I love creative exercises and today I'm sharing activities around drawing. The wonderful thing about them is that they impulse us to start from a basic element, which is is something I like to implement with almost everything I am learning.
Building skills at fundamental components will slowly build a complete set of tools, that allow you to construct with more clarity and give you more confidence to experiment.
You need to learn the abecedary first, before you learn how to write and create outstanding compositions. And drawing, like most arts, is a result of practice and self-improvement.
Mark making is a development of a personal language, it is an almost sensual process. The exercises below are built with the intention to feel and strengthen our drawing from the core, and they belong to the book Drawing Projects: An Exploration of the Language of Drawing by Mick Maslen and Jack Southern, which I have found extremely helpful and enjoyable.
Two Pencils: an awkward start
Draw an object of your preference with the peculiarity of a drawing tool built from two pencils bound together.
It will feel strange, go on. This breaks the habit of using defined lines as a contour. See what unexpected and interesting marks are created as a result.
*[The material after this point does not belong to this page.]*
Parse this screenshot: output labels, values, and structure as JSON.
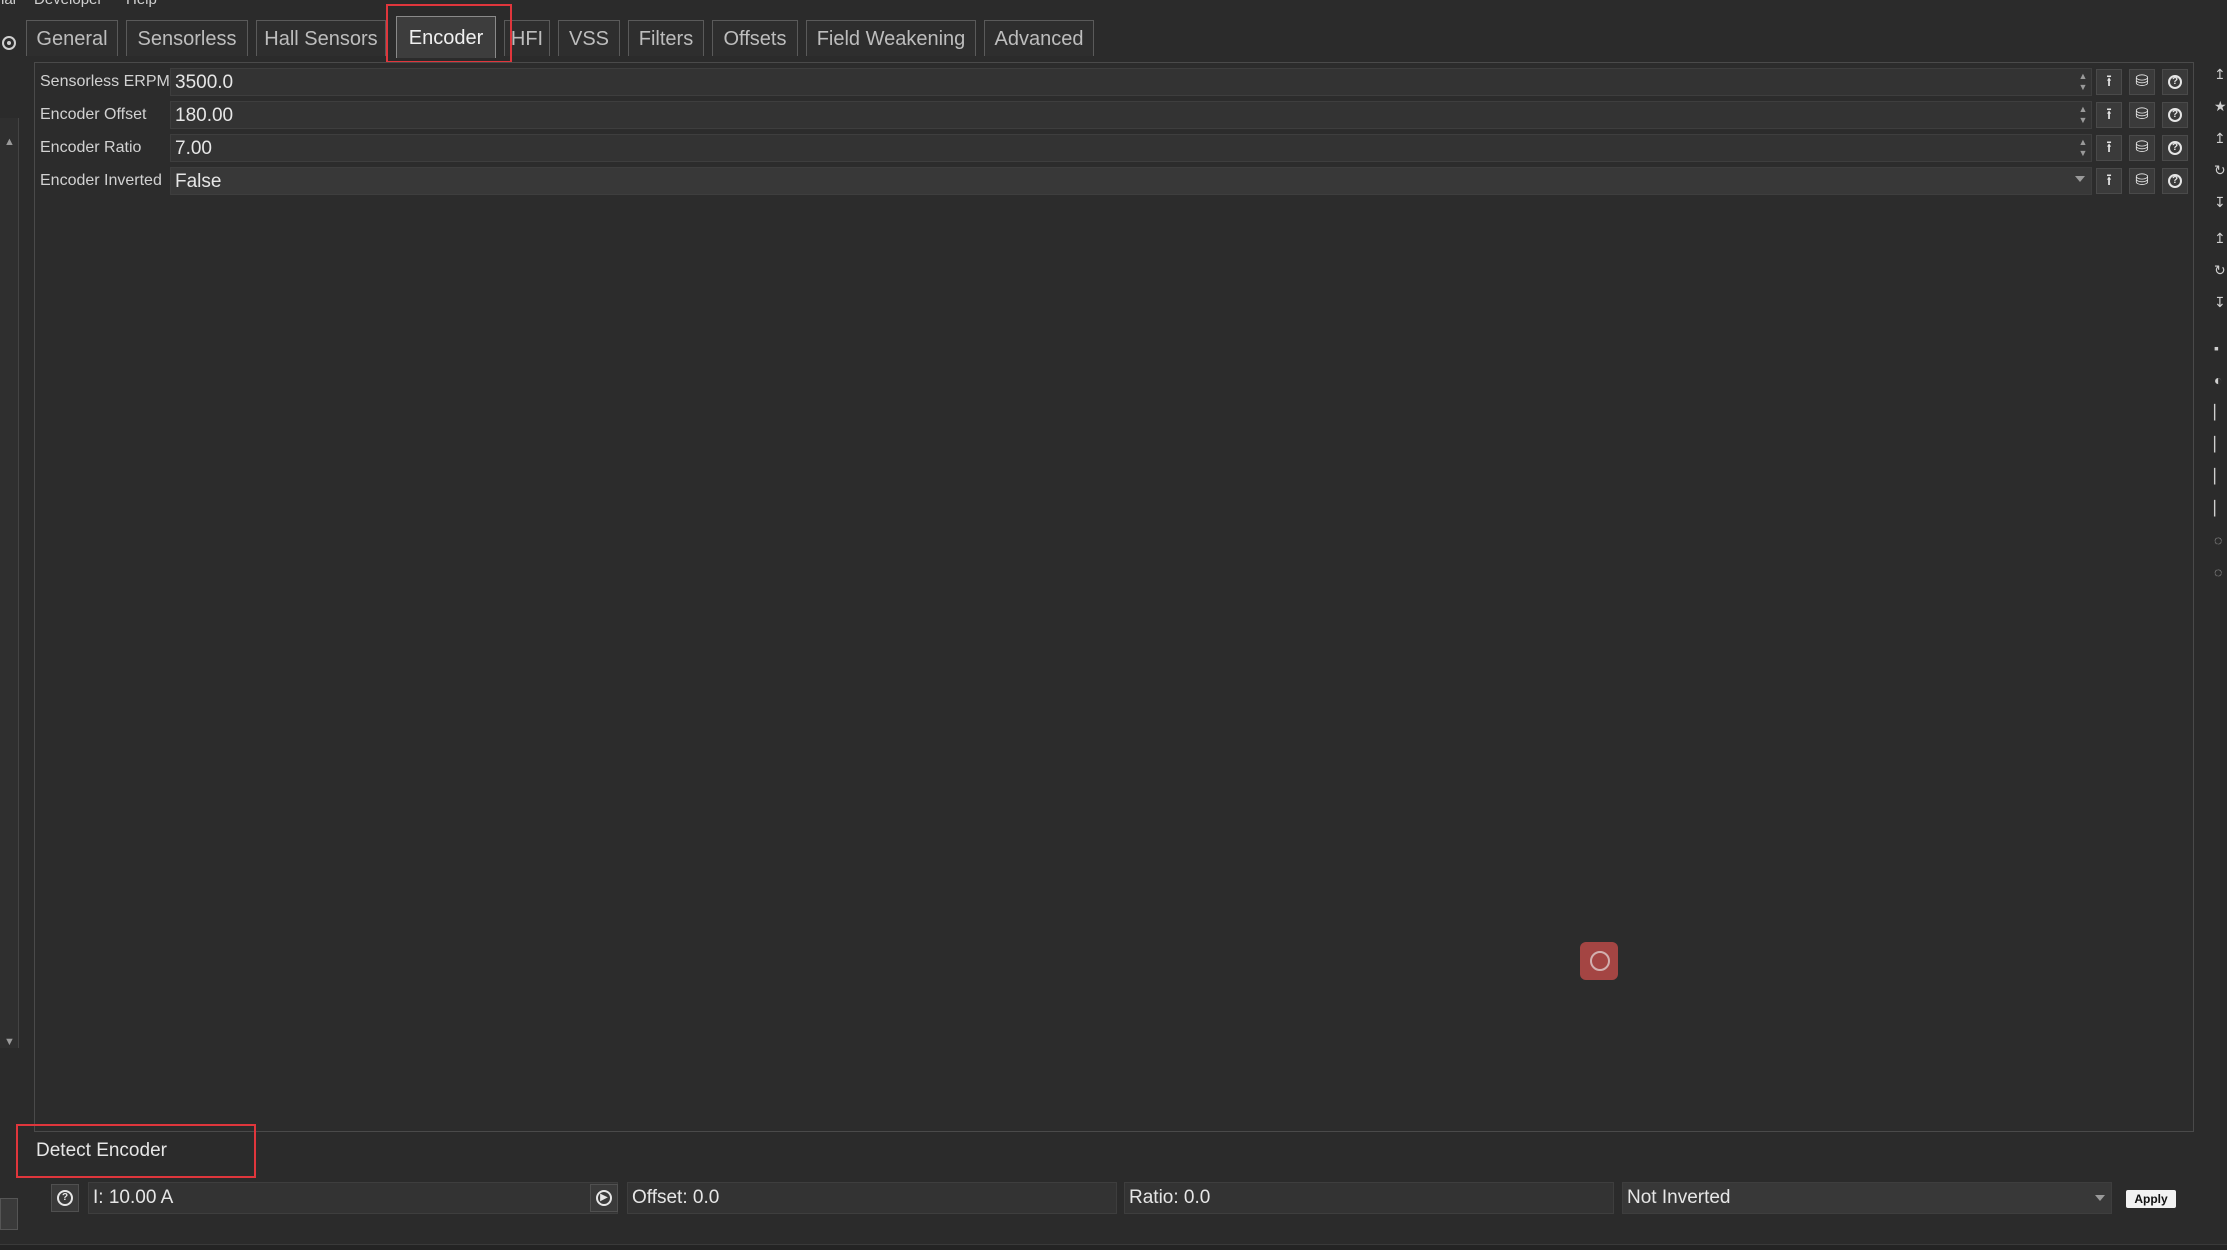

What happens when we change the conventional tools?
Three Pencils + Color
This is an upgrade of the previous exercise. Combine colored pencils or markers and play around. Vary your mark vocabulary to include different types of lines and recreate the ones you like from previous drawings.
The process is quite fun!
The Hand that Sees:
This one I find the most challenging of all so far. The drawing has to be a sensitive response of what you are seeing, you must draw without looking at the paper.
This practice helps to build trust between the eye and the hand. It activates a tactile-sight synchronicity that allows you to improve the communication between the studied element and its representation. I peeked a bit at first, then it became more natural.
As much as it is tempting, keep your sight away from the drawing!
Drawing is about exploring our self expression and creating experiences that communicate our personal vision to the world. It is a very complex process, so exercises like these help us observe elements in isolation, and makes the work easier to tackle.
If you want to focus on color, let that be the center of the practice. If it is line, then so be it. Present yourself with new challenges constantly. The result does not have to be perfect, allow yourself to explore without preconceived notions.